Cancer Services

Colon and Rectal Cancer

Colon and rectal cancers are alike in many ways, which is why we sometimes refer to them together as colorectal cancer. Symptoms and treatment can vary according to where the cancer grows, so it might be helpful for you to know more about the colon and rectum.

The colon and rectum are part of the digestive system (sometimes called the gastrointestinal or GI tract). The digestive system processes the food we eat and eliminates solid waste matter (feces or stool) from the body.

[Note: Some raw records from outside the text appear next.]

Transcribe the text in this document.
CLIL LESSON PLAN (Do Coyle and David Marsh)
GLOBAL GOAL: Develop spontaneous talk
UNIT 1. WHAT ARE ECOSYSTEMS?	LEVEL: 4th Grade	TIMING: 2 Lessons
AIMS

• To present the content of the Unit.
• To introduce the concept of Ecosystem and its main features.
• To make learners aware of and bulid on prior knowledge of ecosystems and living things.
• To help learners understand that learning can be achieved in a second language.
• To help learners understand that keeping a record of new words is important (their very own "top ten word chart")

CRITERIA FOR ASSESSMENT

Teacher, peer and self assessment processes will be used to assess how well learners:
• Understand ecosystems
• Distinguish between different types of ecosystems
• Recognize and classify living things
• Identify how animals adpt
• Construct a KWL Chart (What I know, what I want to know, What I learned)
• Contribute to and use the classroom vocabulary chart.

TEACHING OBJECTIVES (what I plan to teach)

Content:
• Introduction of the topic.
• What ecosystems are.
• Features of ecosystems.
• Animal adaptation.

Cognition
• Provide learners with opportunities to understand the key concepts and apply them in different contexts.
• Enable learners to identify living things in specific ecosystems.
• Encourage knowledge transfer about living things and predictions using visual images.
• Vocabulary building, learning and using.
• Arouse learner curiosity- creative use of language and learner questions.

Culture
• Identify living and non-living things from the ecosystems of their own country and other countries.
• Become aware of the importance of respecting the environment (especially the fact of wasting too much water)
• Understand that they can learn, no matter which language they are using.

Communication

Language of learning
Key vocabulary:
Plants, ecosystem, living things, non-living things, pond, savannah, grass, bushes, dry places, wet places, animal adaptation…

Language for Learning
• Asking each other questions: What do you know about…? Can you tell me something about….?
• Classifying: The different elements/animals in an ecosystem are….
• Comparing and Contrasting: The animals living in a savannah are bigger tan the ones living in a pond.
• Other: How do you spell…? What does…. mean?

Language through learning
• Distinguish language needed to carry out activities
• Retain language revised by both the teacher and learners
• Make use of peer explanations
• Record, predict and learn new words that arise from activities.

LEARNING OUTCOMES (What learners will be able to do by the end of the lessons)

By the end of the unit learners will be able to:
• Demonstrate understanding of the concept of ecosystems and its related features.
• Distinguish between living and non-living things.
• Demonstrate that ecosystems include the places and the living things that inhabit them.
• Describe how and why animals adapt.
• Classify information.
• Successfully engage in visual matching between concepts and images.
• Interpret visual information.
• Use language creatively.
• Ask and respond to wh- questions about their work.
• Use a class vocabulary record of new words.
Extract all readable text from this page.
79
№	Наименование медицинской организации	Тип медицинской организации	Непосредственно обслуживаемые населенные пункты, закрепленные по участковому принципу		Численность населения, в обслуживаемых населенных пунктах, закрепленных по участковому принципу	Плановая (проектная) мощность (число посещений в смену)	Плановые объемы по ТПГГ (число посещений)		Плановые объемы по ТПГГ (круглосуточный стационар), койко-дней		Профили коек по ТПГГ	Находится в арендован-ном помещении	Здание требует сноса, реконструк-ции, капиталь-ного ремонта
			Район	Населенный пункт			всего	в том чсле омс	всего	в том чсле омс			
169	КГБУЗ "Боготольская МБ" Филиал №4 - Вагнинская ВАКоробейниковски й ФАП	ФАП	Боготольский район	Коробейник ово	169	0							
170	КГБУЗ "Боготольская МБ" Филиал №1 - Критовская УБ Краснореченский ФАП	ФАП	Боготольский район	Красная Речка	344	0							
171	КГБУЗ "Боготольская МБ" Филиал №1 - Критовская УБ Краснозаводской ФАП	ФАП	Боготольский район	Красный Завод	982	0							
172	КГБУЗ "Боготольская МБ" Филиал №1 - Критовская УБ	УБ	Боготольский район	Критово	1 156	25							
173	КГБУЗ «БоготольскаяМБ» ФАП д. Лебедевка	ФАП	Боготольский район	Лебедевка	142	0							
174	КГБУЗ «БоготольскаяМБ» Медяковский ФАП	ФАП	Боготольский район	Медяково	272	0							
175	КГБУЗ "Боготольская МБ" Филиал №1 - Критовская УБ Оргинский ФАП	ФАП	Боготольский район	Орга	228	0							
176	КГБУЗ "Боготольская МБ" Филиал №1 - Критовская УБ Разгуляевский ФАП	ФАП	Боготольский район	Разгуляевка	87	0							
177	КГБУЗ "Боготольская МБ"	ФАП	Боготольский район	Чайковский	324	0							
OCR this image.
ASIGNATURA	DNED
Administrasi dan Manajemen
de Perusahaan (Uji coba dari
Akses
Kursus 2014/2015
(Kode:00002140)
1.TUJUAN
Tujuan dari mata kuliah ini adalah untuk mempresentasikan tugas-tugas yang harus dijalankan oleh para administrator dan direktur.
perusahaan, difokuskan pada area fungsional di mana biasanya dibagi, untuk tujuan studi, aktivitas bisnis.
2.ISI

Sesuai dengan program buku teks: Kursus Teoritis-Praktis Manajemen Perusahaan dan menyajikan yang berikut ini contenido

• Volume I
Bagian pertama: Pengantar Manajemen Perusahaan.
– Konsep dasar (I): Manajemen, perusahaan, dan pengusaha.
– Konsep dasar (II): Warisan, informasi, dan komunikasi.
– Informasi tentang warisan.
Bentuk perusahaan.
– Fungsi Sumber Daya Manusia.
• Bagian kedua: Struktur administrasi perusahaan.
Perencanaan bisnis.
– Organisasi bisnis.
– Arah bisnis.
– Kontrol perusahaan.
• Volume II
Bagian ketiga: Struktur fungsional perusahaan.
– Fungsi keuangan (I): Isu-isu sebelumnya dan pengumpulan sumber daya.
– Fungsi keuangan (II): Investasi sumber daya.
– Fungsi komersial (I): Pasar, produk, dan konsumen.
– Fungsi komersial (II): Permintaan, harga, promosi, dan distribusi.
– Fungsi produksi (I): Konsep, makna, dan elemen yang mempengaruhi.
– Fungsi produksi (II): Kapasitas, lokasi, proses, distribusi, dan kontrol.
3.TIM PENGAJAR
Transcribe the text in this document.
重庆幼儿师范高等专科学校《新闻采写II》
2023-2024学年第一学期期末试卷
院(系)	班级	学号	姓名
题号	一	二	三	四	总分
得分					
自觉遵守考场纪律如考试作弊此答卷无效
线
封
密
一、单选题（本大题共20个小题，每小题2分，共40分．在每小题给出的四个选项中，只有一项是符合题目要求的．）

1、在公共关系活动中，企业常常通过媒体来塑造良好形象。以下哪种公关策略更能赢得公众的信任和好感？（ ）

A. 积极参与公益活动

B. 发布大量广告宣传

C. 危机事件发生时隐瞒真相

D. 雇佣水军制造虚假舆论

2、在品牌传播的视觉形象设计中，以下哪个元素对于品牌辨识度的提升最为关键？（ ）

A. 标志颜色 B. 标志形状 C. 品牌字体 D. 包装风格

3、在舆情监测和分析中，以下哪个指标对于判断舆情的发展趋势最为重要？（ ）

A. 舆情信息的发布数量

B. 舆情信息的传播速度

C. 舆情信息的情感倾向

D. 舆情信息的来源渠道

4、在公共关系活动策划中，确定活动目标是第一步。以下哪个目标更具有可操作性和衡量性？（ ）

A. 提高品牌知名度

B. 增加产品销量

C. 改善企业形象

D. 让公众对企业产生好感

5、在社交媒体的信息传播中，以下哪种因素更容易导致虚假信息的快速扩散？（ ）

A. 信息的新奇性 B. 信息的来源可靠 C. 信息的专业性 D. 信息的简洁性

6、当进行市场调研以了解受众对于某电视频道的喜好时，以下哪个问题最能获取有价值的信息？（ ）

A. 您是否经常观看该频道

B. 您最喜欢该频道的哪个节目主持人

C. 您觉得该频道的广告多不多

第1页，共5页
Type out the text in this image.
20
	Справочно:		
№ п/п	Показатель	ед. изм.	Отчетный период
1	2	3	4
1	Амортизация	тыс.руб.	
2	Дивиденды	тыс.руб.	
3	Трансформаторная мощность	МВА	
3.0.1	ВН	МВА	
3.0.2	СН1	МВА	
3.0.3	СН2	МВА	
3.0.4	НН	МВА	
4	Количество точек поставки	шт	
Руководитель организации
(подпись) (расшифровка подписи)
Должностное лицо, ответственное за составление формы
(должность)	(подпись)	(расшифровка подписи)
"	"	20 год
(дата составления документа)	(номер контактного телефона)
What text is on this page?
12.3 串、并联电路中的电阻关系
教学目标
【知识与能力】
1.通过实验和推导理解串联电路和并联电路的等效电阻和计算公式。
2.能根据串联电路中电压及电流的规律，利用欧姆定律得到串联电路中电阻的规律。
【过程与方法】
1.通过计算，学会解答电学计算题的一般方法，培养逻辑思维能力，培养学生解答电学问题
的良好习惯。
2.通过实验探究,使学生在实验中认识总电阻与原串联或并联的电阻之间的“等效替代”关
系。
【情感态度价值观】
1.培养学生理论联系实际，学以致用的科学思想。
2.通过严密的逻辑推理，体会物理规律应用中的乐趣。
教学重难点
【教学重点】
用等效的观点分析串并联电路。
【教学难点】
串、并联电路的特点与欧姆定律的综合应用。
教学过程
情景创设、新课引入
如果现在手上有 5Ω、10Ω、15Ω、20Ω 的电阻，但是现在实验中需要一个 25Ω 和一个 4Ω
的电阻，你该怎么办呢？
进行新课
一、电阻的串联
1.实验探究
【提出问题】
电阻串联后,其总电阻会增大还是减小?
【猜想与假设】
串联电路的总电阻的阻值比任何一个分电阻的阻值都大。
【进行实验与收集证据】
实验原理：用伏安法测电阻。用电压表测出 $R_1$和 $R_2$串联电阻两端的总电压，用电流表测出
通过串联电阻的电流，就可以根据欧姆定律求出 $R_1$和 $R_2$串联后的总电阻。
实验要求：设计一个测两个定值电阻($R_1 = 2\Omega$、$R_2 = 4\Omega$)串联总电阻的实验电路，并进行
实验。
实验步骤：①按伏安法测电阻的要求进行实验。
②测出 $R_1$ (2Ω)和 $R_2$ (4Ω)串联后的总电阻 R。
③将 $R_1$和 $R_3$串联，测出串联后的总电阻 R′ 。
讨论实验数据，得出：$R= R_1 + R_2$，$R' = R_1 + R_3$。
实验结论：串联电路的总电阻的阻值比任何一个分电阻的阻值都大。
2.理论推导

The digestive system consists of the esophagus, stomach, and the small and large intestines.

Where they grow

Colorectal cancers develop in the large intestine. The first 6 feet of the large intestine include the large bowel or colon. The final 6 inches make up the rectum and the anal canal. The anal canal ends at the anus (the opening of the large intestine to the outside of the body). The colon has 4 sections: the ascending colon, the transverse colon, the descending colon, and the sigmoid or S-shaped colon. Cancer can develop in any of the 4 sections of the colon or rectum.

How they grow

Colorectal cancers usually begin as a small clump of benign cells (called a polyp) that start to grow in the inner wall of the colon and rectum. Over time, some polyps can become cancerous. As the cancer grows, it can spread through the wall to nearby tissue outside the colon or rectum. Eventually, cancer cells may break away and spread to other parts of the body, where they form new tumors. This spreading process is called metastasis, and the new tumors are called metastases.

The diagnosis of colorectal cancer

The first step in the diagnosis of colorectal cancer may be a "digital rectal exam." In this test, which is often part of a routine physical exam, the doctor inserts a gloved finger into the rectum to feel for abnormal growths. If colorectal cancer is suspected, you and your doctor have many tests to choose from to make sure the diagnosis is correct. Since there is a wide range of options, knowing the differences can help you make a smart decision.

Before these tests (except the fecal occult blood test), your colon must be completely empty. To clean out your bowels before the procedure, you may be instructed to have an enema or drink a large volume of a liquid laxative prescribed by your doctor. This preparation is very important in ensuring the accuracy of the test.

Fecal occult blood test

In this simple, initial screening test for colorectal cancer, a stool sample is applied to a special card that turns color if any blood is detected.

Barium enema

A narrow tube is inserted into the rectum to allow liquid barium (a white, chalky liquid) into the colon. A special x-ray is then taken, in which tumors or masses appear as dark shadows. The barium makes it easier to see the tumors. Before this test, you will be told to fast (not eat or drink) for several hours.

Flexible sigmoidoscopy

A thin, lighted tube inserted into the rectum allows the doctor to look into the rectum and first section of the colon (where half of all polyps are found).

Colonoscopy

The most accurate and thorough test for colorectal cancer. A long, thin, lighted tube inserted into the rectum allows the doctor to look into the entire colon, remove polyps, and take tissue for biopsy. Polyp removal will prevent cancer from developing. A mild sedative is usually given with this test.

Ultrasound

This noninvasive test uses images and sound waves to take a picture of the inside of the body. Unusual patterns in this image can indicate a mass or tumor. This test is used primarily to find cancer that has already spread to other organs.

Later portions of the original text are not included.